Dropping the M-STEP could ‘sabotage’ new school accountability system, group argues
Changing Michigan’s standardized test could “undermine” a new school accountability system proposed by the Michigan Department of Education, according to an analysis released Wednesday by Education Trust-Midwest, a nonpartisan education policy and research group.
The Michigan Student Test of Educational Progress is the state’s “first honest and rigorous assessment in two decades,” and MDE’s plan to revise the exam would mean that “parents and educators will not know whether Michigan’s public schools are truly on track to catch up with the rest of the nation,” said Amber Arellano, the group’s executive director.
MDE’s proposed school accountability system is included in the state’s plan to comply with the Every Student Succeeds Act, the new federal K-12 education law. The law replaces the No Child Left Behind Act, which was widely viewed as federal overreach into the nation’s schools. It returns significant power to states to craft their own policies for areas such as standardized testing, teacher evaluations and turning around failing schools.
State Superintendent Brian Whiston said the new approach would reduce overall testing. Many school districts already use local assessments administered multiple times per year to measure student growth. With the MDE’s new approach, districts would no longer need such exams, he said.
“I do believe we as a state spend too much time testing and put too much emphasis on testing,” Whiston said earlier this month after MDE’s plan was released for public comment.
Ed Trust’s analysis says changing the M-STEP would be a mistake, because it would create a system where “no one in the state would know for sure how our public schools are truly performing compared to other states around the country–or whether we’re really catching up with the rest of the nation.”
MDE officials could not immediately be reached late Tuesday afternoon to respond to the Ed Trust analysis. But the department has said any new assessment would be aligned with Michigan’s college- and career-ready standards.

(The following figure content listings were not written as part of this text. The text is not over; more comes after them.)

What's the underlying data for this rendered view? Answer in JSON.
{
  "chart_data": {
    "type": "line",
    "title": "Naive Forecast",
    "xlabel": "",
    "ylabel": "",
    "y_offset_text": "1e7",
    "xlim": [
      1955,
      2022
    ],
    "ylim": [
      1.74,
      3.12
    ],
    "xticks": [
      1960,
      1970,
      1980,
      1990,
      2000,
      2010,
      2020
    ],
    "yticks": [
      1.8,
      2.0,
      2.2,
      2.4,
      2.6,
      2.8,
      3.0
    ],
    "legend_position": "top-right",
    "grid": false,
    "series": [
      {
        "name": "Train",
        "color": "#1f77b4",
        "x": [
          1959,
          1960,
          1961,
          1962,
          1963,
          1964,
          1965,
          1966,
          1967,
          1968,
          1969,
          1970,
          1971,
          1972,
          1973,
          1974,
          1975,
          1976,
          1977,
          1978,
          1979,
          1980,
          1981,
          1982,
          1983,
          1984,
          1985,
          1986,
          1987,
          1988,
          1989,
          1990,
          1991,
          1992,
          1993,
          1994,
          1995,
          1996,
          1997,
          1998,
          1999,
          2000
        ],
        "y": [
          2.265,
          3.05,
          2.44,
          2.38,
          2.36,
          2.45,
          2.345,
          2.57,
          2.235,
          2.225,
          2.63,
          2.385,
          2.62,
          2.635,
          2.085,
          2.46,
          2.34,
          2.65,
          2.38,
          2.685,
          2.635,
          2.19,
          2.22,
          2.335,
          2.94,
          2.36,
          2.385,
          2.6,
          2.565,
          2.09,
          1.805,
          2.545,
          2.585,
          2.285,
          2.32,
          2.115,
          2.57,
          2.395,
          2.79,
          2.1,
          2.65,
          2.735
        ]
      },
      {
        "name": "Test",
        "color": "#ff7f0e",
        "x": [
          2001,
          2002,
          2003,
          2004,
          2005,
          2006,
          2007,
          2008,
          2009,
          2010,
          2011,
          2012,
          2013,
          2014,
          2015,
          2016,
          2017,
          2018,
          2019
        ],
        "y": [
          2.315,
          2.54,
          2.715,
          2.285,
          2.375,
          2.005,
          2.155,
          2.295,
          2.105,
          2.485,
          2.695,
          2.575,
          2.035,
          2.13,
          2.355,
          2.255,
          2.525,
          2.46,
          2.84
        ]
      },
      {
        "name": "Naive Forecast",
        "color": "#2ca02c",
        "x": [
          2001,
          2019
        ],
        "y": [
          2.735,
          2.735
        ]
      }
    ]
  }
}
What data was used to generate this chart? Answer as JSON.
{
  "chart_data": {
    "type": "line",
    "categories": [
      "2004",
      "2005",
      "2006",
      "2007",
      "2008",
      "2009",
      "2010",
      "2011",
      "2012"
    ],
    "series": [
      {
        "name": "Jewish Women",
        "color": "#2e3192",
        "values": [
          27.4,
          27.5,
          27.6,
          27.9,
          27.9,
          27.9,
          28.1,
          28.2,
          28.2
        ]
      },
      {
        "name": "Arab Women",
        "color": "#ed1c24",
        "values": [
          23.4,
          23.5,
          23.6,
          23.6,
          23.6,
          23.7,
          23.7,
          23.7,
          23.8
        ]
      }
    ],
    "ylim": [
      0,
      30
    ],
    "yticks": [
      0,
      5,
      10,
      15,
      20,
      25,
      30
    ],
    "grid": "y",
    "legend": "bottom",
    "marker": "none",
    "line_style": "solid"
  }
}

The Ed Trust report gave good marks to a new A-F school report card included in the plan, which the group said would give parents a “clear and single” rating showing whether schools “are meeting the needs of all groups.”
The report card grades students on a mix of academic measures, as well as factors such as chronic absenteeism and access to advanced coursework.
But for the school report card to be meaningful, it must be rooted in “honest” data – something the Ed Trust fears would be lacking under the MDE’s proposed assessment.
The Ed Trust analysis critiqued other elements of MDE’s plan as well.
While elements of the A-F report card were praised, the analysis pointed out that about half of the state’s schools would receive an A or B under the system. That’s problematic, Ed Trust says, because national data show Michigan is a “bottom 10” state on key indicators of student progress.
“Telling parents and schools that everything is fine with most schools when in fact, student achievement levels have been plummeting, would be downright dishonest,” the analysis said
MDE’s plan should also take more robust steps to ensure all students have access to quality teachers, the Ed Trust analysis says. Stronger support and professional growth opportunities are needed for teachers and administrators in high-poverty districts, where students “often have the highest rates of inexperienced educators,” the analysis said.
“Michigan now has one of this decade’s most important leadership opportunities to get serious about becoming a top ten state,” said Arellano, the group’s executive director. “The question is, are MDE leaders making the most of this urgent opportunity?